Democracia e voto na América Latina

A região aderiu cedo à terceira onda de democratização. A crise da dívida gerou uma piora econômica que acelerou esse processo nos países sul-americanos, que não estavam tão expostos às vicissitudes da Guerra Fria quanto seus pares centro-americanos. As democracias nascidas dessas transições estavam sufocadas por crises macroeconômicas. Nesse contexto, as avaliações sobre o desempenho econômico dos partidos de governo tornaram-se cruciais, talvez com as exceções relativas do Chile, onde a ditadura pôde contornar o problema, e as de Peru e Bolívia, onde as guerrilhas empurraram a questão da segurança para o centro da agenda eleitoral. Com o fim da Guerra Fria, a América Central e o México – com autoritarismo competitivo5 – juntaram-se à onda democrática uma década mais tarde. Nesses casos, a segurança interna adquire cada vez mais importância, primeiro vinculada ao fim das guerras civis e, posteriormente, ao crime organizado. O voto econômico, portanto, não tem a mesma importância nesses países.

As limitações dos governos democráticos para oferecer saídas à crise econômica, especialmente durante a recessão que afetou a região entre 1998 e 2003, deram lugar ao desencanto com os partidos tradicionais, sobretudo quando as legendas populistas haviam dado uma guinada rumo ao neoliberalismo e deixado os eleitores sem opções para se opor a políticas públicas das quais discordavam. Numa primeira instância, os eleitores fragmentaram seu voto eleitoral, num processo de tentativa e erro que aumentou a volatilidade do voto. Em seguida, despontaram novas opções que buscavam cobrir a demanda de renovação na oferta eleitoral, muitas vezes com outsiders que refletiam a insatisfação com os partidos tradicionais. Os outsiders buscaram sustentar suas coalizões oferecendo satisfazer expectativas de desempenho no terreno da segurança, como Álvaro Uribe na Colômbia, ou com promessas de bem-estar econômico, como Hugo Chávez na Venezuela e Rafael Correa no Equador. O cumprimento dessas expectativas, por esforço próprio ou por condições externas, como o auge das matérias-primas, foi crucial para que esses presidentes se reelegessem. A eleição foi o principal mecanismo de prestação de contas, e o desempenho, a principal condição para explicar o comportamento eleitoral.

A reeleição permitiu que esses outsiders ampliassem seus mandatos, e sua popularidade os ajudou a concentrar o poder no Executivo, de acordo com as previsões de O’Donnell. Ambas as características são importantes para entender a polarização gerada ao redor de suas figuras, estendida também a novos dirigentes que despontaram dentro dos partidos já existentes, como Luiz Inácio Lula da Silva, cuja liderança excedeu o Partido dos Trabalhadores (pt) no Brasil, e Néstor Kirchner e Cristina Fernández de Kirchner, que construíram uma coalizão que extrapolou o Partido Justicialista (peronista) na Argentina, mas também o dividiu.

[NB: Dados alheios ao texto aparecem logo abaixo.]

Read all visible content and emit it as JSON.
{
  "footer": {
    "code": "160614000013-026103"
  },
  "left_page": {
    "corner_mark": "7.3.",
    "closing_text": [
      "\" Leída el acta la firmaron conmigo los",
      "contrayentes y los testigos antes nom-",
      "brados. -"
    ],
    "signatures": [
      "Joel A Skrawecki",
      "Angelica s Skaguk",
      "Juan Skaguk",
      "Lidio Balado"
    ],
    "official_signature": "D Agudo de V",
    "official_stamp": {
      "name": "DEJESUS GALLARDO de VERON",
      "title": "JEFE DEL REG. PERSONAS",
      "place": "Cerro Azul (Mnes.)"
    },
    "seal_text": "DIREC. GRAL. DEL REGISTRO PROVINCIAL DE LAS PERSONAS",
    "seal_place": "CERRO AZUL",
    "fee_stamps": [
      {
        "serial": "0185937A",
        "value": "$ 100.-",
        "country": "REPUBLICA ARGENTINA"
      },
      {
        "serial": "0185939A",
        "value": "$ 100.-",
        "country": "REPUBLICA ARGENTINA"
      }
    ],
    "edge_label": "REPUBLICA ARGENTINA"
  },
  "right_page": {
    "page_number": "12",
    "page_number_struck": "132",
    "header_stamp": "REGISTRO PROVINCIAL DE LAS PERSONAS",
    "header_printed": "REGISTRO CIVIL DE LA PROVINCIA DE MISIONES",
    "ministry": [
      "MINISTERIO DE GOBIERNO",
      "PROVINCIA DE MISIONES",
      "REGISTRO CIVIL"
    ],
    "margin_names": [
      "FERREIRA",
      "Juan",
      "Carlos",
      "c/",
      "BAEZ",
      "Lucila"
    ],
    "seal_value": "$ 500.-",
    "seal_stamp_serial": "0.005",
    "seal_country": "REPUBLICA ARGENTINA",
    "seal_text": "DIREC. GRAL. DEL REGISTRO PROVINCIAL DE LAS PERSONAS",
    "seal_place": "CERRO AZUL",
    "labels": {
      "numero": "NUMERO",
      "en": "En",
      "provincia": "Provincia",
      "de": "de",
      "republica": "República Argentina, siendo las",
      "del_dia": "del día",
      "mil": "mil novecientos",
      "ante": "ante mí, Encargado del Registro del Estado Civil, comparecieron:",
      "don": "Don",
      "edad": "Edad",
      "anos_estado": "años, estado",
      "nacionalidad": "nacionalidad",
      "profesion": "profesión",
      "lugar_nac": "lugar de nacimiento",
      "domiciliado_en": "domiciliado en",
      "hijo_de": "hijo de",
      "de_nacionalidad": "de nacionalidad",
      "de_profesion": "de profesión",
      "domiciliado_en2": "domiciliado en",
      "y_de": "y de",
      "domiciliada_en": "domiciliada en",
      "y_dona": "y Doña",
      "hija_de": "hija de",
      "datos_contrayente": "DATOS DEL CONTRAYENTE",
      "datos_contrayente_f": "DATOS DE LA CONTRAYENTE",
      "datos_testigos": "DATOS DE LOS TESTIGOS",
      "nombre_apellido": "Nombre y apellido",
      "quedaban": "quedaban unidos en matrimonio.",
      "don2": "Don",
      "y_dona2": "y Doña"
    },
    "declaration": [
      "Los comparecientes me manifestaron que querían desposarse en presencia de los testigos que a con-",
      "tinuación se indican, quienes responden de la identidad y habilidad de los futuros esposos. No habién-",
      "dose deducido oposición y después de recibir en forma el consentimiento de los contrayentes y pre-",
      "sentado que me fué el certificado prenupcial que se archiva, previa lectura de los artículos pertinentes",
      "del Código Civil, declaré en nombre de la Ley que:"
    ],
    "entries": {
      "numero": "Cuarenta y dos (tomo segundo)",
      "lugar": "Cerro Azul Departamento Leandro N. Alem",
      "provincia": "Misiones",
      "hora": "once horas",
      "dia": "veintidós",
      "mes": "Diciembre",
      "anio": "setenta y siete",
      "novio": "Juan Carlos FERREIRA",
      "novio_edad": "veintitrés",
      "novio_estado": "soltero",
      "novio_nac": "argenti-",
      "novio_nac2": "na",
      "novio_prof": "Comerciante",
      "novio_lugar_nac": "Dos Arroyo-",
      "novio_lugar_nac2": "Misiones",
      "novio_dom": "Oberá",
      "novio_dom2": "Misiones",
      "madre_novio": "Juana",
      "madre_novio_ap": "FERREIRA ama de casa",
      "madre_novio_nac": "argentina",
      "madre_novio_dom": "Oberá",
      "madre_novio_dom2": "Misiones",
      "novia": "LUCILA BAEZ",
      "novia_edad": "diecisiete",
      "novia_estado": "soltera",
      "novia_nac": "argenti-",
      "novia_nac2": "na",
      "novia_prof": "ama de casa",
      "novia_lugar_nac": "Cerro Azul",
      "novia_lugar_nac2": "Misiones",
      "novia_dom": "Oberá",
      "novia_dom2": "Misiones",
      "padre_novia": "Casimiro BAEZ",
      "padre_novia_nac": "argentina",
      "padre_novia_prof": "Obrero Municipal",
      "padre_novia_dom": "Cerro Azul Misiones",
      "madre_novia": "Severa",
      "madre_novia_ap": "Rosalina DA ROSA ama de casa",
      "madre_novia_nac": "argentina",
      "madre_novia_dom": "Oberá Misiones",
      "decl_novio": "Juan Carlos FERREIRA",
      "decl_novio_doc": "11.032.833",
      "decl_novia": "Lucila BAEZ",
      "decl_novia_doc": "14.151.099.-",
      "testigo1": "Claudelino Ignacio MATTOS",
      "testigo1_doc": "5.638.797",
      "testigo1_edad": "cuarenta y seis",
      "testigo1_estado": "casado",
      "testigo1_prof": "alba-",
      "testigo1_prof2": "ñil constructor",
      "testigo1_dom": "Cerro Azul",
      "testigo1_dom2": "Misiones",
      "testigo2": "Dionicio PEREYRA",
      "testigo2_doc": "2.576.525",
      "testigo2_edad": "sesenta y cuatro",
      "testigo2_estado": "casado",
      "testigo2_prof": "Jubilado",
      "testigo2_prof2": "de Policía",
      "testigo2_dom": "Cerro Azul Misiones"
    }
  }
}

No novo milênio, o crescimento econômico que acompanhou o auge das matérias-primas, especialmente na América do Sul, gerou uma redução da pobreza e da desigualdade de renda, assim como o surgimento de uma nova classe média ainda vulnerável aos impactos de choques negativos. Segundo Nora Lustig, a desigualdade caiu mais nos países que tiveram governos de esquerda e que exportam matérias-primas6. Nesses mesmos países também houve uma expansão de direitos que buscava reduzir outras formas de desigualdade. Adotaram-se novas Constituições e processos de consulta prévia que dão voz aos povos originários, instituições que procuravam incluir os afrodescendentes no sistema político e educativo, leis de casamento igualitário ou uniões civis e normas que expandiram direitos em relação a gênero e sexualidade. O simbolismo de um indígena na Presidência da Bolívia e de um trabalhador na do Brasil tampouco passou despercebido. Com relação às mulheres, expandiu-se a legislação sobre violência de gênero, e muitos países já haviam adotado cotas legislativas, mas o feminismo parece mais beneficiado pela queda da natalidade (que facilita a feminização do mercado de trabalho) do que pelas políticas públicas. Tais processos reproduzem tendências recentes das democracias dos países ricos, onde essas mudanças políticas e sociais geraram reações daqueles que sentem que seu status está ameaçado, especialmente homens, brancos e cristãos. Na América Latina, mudanças (muitas vezes tímidas) nas oportunidades de afrodescendentes, indígenas, mulheres e populações lgbti parecem também gerar uma ameaça ao status desses mesmos grupos. Os protestos organizados para denunciar a chamada «ideologia de gênero» e evitar a liberalização do acesso ao aborto legal e ao casamento igualitário são alguns exemplos da capacidade de mobilização gerada pela defesa do status, vinculada na América Latina à defesa da «família tradicional». A eleição presidencial da Costa Rica em 2018 demonstrou o peso da polarização provocada por uma decisão judicial que fez do casamento igualitário o eixo da campanha. A divisão da opinião pública fez com que um pastor evangélico, Fabricio Alvarado, deixasse um dos últimos lugares nas intenções de voto para se tornar o candidato mais votado no primeiro turno, com um quarto dos sufrágios. Acabou derrotado no segundo turno por uma chapa que levou à vice-presidência Epsy Campbell Barr, a primeira mulher afrodescendente a ocupar esse cargo em um país latino-americano.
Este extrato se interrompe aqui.